The New York Times reported that on Wednesday, US military leaders attended a classified exercise in Hawaii to discuss various scenarios that would arise in the opening days of a prospective US invasion of North Korea. The Pentagon stressed that the exercises did not signal that the White House had decided to go to war with North Korea.
The so-called "tabletop exercises," led by Army Chief of Staff Gen. Mark Milley and US Special Operations Commander Gen. Raymond Thomas, estimated that the opening days of the invasion would be catastrophic.
By their calculations, 10,000 US soldiers would be killed or injured in those first few days along with hundreds of thousands of civilians on the Korean Peninsula. "The brutality of this will be beyond the experience of any living soldier," Milley reportedly said during the exercises.
Of course, the US' central fear is that North Korea would respond to an invasion with nuclear retribution. A main subject of conversation was how effective SOCOM and the Army would be at disabling Pyongyang's nuclear sites before any launches. This would involve tunnel warfare due to North Korea's fondness for building their bases underground, something that US forces are not overly experienced in.
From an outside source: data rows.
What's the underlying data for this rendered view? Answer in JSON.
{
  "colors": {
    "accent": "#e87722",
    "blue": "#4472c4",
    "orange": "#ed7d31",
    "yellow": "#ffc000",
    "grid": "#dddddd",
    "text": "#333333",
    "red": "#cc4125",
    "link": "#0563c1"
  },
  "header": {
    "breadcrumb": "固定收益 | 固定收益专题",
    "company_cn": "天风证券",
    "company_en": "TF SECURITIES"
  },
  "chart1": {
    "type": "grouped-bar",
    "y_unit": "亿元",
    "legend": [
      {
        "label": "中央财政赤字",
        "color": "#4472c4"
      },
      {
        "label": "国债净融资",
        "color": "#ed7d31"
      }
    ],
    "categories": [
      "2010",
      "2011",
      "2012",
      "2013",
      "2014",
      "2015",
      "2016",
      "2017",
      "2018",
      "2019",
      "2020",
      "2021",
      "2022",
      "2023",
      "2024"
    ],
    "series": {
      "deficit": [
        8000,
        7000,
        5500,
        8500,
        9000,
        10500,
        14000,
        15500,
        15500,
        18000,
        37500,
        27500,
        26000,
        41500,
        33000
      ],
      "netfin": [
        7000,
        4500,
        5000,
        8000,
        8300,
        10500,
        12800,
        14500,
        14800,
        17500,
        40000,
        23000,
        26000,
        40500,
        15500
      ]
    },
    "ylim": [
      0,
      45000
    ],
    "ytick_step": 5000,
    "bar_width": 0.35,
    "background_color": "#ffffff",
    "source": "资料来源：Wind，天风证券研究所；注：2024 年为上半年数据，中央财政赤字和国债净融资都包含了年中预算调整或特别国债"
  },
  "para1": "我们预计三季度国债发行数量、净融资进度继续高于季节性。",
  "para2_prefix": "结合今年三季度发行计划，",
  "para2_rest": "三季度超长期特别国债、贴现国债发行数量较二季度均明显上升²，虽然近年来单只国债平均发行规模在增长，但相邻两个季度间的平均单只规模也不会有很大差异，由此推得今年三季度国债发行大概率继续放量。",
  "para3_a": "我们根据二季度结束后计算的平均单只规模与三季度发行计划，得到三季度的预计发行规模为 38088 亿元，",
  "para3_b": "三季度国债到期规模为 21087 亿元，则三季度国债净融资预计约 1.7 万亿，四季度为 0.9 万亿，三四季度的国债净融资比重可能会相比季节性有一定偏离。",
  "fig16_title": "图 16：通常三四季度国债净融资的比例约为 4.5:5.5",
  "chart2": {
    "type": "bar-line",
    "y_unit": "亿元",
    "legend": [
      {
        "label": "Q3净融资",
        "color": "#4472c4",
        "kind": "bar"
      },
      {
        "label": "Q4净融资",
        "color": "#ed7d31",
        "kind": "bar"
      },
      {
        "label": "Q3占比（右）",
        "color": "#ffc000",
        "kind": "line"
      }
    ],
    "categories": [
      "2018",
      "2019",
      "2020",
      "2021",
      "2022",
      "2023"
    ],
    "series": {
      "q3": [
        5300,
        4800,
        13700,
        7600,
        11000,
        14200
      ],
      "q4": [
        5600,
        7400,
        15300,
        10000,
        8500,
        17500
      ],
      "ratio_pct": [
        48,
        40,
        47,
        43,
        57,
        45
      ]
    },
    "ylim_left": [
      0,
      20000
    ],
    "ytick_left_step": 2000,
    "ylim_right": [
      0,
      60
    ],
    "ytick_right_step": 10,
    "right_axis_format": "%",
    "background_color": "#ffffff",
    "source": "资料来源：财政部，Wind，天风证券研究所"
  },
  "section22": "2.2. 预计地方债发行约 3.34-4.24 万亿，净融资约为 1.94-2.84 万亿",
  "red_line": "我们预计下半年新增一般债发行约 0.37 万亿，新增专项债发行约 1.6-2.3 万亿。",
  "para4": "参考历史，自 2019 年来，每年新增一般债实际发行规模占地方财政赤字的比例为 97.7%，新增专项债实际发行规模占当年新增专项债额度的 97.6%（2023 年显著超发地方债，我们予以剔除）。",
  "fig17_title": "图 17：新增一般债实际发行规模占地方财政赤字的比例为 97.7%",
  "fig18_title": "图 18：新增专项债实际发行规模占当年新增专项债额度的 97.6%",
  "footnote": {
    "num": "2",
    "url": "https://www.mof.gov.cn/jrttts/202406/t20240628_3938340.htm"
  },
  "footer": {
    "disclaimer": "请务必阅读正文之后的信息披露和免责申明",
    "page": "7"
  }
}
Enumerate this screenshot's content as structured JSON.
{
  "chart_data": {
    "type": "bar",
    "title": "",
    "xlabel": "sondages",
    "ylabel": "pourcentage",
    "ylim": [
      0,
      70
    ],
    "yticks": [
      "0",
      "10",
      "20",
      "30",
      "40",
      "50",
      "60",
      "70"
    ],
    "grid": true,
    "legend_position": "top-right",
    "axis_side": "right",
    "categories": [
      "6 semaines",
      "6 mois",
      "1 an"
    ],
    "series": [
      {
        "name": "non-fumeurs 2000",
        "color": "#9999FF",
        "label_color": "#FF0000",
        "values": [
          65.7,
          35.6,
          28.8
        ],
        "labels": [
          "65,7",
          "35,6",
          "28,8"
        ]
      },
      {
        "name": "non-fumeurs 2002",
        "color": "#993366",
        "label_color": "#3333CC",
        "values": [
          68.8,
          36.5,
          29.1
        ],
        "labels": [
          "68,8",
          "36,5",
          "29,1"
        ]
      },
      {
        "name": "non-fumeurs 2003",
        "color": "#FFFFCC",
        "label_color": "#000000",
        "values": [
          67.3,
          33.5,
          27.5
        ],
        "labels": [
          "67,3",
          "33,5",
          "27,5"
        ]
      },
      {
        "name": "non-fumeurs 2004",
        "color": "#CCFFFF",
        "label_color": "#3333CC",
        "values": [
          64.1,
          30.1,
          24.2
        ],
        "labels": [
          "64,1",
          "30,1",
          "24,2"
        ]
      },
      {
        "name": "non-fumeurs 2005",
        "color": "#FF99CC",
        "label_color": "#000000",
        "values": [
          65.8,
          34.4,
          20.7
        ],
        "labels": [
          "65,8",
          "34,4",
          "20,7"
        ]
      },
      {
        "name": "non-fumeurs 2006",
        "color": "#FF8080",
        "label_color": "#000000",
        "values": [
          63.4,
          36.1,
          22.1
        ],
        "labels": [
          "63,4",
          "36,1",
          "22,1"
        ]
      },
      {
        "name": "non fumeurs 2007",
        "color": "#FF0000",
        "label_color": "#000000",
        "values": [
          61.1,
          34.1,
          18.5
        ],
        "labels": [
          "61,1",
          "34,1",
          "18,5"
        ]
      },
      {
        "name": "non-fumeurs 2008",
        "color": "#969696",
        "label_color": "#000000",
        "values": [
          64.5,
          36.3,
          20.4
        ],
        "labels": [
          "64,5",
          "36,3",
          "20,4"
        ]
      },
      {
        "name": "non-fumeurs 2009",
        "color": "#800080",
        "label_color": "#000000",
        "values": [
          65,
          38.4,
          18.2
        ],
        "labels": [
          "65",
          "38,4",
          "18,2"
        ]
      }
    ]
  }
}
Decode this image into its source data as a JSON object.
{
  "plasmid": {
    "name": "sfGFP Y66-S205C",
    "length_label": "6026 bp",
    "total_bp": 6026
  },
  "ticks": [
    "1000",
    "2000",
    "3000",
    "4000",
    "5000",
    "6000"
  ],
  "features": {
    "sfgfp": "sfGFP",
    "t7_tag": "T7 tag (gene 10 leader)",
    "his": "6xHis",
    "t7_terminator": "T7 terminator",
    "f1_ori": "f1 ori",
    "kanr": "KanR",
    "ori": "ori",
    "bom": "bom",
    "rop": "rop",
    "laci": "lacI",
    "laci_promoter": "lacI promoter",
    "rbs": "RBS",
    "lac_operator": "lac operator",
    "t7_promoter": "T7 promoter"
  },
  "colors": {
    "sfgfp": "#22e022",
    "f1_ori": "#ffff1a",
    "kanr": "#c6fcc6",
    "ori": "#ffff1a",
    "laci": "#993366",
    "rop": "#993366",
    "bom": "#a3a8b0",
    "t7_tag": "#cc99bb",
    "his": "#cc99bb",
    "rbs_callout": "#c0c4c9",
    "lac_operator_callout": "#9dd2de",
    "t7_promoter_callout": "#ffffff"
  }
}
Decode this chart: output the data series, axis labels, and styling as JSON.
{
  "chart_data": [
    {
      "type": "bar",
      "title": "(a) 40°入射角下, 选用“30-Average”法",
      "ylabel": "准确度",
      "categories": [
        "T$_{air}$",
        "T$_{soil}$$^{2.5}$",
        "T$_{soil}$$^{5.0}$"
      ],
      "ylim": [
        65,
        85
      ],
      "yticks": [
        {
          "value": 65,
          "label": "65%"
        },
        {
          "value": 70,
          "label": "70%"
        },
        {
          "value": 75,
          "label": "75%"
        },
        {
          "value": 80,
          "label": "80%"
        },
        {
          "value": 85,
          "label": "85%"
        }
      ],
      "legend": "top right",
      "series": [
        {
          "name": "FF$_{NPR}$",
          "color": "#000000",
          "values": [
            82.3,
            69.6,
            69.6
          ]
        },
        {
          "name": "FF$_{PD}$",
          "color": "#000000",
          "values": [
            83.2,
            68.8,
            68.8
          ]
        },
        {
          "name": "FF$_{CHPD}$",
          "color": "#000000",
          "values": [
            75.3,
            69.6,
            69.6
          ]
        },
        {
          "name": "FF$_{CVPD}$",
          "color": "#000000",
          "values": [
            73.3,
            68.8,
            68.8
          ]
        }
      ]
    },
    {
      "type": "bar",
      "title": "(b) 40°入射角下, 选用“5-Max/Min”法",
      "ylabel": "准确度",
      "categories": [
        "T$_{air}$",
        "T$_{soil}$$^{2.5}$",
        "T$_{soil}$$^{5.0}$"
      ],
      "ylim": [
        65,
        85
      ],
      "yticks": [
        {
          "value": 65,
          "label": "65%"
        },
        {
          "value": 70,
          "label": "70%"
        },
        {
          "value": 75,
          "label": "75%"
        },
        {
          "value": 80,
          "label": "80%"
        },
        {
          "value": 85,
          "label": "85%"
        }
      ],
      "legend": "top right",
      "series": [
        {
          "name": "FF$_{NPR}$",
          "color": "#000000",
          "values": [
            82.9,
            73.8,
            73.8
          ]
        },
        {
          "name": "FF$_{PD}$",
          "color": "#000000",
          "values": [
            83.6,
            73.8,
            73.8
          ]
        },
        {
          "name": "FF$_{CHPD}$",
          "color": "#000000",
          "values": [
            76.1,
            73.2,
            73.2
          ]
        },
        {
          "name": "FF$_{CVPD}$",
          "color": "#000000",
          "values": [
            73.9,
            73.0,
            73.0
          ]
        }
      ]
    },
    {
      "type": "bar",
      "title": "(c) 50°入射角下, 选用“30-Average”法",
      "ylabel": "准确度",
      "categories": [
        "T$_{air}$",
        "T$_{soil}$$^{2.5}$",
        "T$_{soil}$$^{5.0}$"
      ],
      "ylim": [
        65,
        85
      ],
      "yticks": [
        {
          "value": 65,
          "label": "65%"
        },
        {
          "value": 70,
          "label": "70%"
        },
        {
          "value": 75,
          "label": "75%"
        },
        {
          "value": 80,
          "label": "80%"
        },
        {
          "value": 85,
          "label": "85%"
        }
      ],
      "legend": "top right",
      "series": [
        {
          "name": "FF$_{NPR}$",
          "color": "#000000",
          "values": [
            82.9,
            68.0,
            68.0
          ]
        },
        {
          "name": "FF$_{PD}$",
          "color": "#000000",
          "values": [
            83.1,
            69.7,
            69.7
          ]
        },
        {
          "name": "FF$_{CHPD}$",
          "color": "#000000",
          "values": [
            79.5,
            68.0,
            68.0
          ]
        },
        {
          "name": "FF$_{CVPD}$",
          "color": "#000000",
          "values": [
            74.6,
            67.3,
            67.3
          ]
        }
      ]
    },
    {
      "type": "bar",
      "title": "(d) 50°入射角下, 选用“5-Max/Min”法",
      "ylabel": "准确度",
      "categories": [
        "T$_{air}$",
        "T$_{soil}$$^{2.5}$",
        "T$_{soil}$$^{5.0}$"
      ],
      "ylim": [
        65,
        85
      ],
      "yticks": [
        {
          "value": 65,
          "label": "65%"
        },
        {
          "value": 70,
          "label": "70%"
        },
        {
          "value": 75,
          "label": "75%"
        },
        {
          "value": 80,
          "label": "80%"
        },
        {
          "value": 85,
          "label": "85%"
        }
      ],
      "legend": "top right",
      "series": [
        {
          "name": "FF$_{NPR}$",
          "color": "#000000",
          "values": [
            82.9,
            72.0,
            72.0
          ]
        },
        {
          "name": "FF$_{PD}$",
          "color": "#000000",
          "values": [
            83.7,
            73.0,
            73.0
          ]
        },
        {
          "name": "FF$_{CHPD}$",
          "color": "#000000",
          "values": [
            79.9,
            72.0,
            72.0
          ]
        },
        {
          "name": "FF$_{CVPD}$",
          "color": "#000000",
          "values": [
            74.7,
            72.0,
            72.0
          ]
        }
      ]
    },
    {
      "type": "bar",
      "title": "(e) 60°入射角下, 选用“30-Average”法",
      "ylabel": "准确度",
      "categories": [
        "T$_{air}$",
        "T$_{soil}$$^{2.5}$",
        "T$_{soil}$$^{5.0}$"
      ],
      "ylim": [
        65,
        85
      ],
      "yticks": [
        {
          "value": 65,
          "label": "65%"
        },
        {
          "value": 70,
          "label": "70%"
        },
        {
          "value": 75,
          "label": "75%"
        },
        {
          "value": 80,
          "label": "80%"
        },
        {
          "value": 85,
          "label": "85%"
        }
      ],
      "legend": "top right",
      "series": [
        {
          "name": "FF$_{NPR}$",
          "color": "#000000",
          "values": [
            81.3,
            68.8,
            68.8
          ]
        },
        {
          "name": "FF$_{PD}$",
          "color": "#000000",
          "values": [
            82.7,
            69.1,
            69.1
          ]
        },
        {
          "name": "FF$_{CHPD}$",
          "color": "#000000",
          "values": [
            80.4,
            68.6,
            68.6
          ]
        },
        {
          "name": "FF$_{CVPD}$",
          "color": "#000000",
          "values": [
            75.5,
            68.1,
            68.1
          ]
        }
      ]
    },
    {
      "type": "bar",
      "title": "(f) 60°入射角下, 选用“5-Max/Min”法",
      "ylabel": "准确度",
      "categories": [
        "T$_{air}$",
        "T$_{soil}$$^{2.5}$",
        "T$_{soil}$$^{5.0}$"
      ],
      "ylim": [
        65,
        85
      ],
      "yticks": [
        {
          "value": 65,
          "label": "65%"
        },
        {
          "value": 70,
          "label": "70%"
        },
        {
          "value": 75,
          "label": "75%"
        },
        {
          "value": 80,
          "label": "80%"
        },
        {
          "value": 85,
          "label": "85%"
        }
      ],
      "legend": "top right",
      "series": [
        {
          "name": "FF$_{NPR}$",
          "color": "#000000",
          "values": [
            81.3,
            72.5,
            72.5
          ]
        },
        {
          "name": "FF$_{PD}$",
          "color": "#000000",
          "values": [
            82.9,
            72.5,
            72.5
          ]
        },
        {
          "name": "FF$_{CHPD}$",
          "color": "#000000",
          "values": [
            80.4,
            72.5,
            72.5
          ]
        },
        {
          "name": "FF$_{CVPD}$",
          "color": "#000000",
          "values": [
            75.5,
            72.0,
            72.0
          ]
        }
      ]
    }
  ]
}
North Korea has also stockpiled enormous amounts of conventional arms and has positioned many of them close to the border with South Korea, vowing to use them in a retaliatory strike if they are ever invaded.
Although the claim has attracted controversy, military sources believe that North Korean artillery could quickly barrage Seoul to massive effect. Nearly half the population of South Korea, 25 million people, live in Seoul's metro area.
The exercises also noted that surveillance aircraft from other US commands in Africa and the Middle East would need to be redeployed to the Pacific.
South Korean intelligence estimates that North Korea has stockpiled between 2,700 and 5,000 tons of chemical and biological weapons, including anthrax; nerve gas; weaponized smallpox and cholera strains; and blister, blood and vomiting agents. The International Institute for Strategic Studies estimated in 2011 that North Korea has the third-largest stockpile of such weapons in the world, and they've likely moved up to second since Russia has completely destroyed their own stockpile since then.
The tabletop exercises made particular note of these biochemical weapons, specifically the challenge of evacuating soldiers exposed to or injured by them in hostile territory.
Washington's official stance is still to favor diplomacy, but they have also set a high bar to begin talks with Pyongyang. "Our condition is denuclearization," US State Department spokeswoman Heather Nauert said. "Our policy has not changed. We have talked about this policy since day one of this administration; and that's maximum pressure, but it's also the denuclearization of the Korean Peninsula."
For comparison's sake, 10,000 casualties was also the number of Allied soldiers lost on D-Day, the landing on the beaches of Normandy in June 1944 that was the single largest seaborne invasion in human history.
Only about 1,000 American soldiers were killed or wounded in the Battle of Inchon, the landing operation that signalled the US entry into the first (and, at the time of this writing, only) Korean War.